# Got my first chromer this past weekend!



## MitchMitcherson (Jun 28, 2016)

Went out to Foote dam last Sunday. Was frigid, and snowy but managed to catch my first (two!) steelies! Caught on some spawn that I managed to grab off a king in the betsie early this fall. What a great feeling, just wanted to share. Was well worth the frozen fingers. Haven’t caught a salmonoid over here on the east since the glory days, off the pier in oscoda about 12 years ago when I was about 14 years old. Good luck and tight lines fellas! Can’t wait to get another one on!


----------



## Fishndude (Feb 22, 2003)

Those are chunky little Skippers! Great table fare, and they usually have the feedbag on at this time of year. Congrats on your catch. 

Sauteed in butter, with minced onion, and minced garlic is a great way to prepare those.

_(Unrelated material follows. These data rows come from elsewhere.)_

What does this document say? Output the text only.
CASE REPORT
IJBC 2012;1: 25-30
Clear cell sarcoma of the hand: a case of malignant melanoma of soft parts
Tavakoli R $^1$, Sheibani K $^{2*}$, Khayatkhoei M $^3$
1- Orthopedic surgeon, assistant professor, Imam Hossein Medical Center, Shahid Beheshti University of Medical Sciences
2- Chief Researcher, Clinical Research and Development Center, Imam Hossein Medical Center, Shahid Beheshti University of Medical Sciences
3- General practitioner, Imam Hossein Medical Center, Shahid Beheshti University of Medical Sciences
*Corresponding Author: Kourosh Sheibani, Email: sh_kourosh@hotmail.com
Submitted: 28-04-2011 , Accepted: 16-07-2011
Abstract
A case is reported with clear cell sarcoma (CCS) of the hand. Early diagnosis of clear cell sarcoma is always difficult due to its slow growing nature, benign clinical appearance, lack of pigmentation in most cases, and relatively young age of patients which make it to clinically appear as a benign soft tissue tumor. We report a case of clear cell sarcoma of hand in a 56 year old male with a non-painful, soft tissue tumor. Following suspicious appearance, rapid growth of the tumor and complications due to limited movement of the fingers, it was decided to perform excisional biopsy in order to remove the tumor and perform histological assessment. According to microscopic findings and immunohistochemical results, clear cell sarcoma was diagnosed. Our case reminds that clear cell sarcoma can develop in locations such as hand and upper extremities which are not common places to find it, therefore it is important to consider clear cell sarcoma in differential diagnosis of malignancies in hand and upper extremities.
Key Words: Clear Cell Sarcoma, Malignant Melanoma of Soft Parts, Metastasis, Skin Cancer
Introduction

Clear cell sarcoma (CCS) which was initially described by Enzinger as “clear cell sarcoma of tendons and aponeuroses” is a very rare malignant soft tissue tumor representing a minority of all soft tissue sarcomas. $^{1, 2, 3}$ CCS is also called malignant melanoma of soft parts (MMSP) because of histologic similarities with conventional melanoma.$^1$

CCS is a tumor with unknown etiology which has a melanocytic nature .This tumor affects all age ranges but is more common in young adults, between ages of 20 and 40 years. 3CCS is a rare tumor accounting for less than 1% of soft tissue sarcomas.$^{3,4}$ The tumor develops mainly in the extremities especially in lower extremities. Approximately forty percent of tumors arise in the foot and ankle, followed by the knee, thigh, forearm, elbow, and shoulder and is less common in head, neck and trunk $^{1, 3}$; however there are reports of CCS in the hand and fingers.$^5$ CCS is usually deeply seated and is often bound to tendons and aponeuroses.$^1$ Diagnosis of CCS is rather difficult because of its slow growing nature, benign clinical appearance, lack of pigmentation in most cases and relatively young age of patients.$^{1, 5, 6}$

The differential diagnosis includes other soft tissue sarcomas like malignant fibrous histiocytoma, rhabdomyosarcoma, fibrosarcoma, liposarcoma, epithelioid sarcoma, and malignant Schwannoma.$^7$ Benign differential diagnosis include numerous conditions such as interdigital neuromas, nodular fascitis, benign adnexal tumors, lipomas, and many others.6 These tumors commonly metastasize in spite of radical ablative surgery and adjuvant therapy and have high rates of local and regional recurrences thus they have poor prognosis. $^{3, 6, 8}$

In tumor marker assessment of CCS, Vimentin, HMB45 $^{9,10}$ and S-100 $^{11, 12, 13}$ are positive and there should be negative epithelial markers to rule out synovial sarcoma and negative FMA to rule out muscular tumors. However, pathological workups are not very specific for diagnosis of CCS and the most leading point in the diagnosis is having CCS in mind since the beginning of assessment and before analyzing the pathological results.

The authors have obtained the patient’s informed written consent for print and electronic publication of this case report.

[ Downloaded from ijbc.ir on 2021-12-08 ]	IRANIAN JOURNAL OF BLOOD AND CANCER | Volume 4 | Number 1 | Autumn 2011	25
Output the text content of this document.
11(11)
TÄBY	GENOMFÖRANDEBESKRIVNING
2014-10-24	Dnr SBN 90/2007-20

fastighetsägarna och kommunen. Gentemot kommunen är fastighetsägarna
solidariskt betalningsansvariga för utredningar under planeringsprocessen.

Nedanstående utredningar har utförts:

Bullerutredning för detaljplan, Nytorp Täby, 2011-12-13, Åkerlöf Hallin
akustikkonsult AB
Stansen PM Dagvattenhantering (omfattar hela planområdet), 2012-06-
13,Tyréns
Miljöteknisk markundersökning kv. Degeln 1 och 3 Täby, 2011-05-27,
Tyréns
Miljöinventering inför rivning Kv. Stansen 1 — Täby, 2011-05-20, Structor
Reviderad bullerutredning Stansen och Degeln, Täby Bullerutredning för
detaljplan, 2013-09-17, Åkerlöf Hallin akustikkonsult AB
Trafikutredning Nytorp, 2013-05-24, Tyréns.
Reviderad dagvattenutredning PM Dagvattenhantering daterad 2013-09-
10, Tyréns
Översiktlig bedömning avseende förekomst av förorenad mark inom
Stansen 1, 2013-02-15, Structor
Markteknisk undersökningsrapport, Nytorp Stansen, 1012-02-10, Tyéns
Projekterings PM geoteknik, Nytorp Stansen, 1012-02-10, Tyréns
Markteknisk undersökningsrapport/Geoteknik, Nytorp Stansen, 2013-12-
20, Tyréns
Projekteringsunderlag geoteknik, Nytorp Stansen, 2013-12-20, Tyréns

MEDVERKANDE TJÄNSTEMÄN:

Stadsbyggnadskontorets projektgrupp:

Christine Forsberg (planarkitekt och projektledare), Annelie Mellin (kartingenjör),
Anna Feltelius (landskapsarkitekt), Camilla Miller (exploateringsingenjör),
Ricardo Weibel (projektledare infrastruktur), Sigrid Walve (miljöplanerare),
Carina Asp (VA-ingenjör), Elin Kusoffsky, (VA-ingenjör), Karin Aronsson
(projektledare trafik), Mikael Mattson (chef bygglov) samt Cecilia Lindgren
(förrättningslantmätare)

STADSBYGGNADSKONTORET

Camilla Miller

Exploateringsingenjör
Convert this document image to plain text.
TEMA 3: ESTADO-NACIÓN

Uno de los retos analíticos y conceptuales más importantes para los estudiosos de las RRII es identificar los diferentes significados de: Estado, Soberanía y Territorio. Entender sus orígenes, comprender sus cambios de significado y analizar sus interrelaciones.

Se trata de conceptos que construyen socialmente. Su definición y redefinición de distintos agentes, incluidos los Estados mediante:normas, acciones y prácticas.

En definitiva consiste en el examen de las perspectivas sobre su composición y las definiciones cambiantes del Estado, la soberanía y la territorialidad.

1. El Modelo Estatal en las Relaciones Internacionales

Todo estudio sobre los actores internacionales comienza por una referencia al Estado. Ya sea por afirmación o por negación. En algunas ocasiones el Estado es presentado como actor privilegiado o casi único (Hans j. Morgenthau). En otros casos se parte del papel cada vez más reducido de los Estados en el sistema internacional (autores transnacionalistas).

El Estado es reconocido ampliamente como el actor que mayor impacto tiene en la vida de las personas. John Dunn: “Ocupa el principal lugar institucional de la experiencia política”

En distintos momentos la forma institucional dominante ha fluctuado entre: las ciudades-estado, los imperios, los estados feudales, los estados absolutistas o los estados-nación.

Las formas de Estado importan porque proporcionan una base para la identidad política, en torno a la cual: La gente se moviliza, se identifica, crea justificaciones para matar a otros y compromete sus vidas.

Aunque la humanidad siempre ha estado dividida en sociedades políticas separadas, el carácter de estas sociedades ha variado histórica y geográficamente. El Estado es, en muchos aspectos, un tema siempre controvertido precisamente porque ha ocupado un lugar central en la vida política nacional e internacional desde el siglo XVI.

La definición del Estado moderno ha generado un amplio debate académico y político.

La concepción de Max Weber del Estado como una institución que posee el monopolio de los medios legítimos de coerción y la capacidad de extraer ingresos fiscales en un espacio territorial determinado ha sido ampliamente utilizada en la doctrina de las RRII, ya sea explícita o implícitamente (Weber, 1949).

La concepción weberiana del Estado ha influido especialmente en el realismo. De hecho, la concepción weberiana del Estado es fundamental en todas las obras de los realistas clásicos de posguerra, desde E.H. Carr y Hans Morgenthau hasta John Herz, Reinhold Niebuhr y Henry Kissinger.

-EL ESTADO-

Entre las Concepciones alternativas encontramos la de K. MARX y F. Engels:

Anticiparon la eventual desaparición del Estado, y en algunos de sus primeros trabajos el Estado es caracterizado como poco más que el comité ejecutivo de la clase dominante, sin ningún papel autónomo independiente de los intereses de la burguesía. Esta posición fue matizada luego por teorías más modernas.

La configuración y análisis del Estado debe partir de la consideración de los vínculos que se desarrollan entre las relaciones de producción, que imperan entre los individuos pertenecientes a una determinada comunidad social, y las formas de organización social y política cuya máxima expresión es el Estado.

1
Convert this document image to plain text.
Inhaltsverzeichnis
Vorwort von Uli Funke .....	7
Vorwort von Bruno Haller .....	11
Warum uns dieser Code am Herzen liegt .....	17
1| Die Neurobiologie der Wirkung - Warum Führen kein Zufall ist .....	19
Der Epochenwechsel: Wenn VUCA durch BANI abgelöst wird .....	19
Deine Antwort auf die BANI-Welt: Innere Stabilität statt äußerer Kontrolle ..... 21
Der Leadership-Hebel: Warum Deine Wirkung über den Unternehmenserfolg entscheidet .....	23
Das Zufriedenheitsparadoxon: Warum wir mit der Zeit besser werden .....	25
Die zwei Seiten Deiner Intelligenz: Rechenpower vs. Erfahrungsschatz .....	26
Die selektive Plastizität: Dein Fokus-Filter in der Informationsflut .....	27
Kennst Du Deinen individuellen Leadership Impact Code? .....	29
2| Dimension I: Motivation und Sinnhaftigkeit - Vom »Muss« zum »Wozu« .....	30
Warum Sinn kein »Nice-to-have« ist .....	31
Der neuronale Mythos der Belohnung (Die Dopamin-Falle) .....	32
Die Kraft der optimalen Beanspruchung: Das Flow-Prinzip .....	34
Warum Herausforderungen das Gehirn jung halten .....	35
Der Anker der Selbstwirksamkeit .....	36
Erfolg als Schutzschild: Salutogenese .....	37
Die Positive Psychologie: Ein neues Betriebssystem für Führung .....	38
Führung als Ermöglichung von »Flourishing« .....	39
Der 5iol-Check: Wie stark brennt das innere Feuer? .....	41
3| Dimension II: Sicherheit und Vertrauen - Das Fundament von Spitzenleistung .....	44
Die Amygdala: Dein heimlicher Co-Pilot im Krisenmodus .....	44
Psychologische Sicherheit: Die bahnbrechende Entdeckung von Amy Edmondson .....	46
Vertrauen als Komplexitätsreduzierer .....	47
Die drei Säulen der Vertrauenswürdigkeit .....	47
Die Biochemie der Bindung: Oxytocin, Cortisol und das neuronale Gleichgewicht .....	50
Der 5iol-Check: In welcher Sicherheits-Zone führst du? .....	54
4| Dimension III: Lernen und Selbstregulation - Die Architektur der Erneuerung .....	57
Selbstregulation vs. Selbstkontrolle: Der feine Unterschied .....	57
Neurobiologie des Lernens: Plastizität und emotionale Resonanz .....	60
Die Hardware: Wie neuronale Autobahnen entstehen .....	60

P.S. I love the feet-in-pictures for perspective.


----------



## wyandot (Dec 5, 2013)

Do yourself a favor and QUIT SMOKING. Hell, you could buy a decent pair of socks with all the money you'll be saving.


----------



## MapleRiverSalmon (Aug 19, 2007)

Congrats on some east side fish! There has been a lot of fish that size at the dam this fall. I've kept a couple that were bleeders and indeed they are delish! I like lots of lemon pepper and butter sear


----------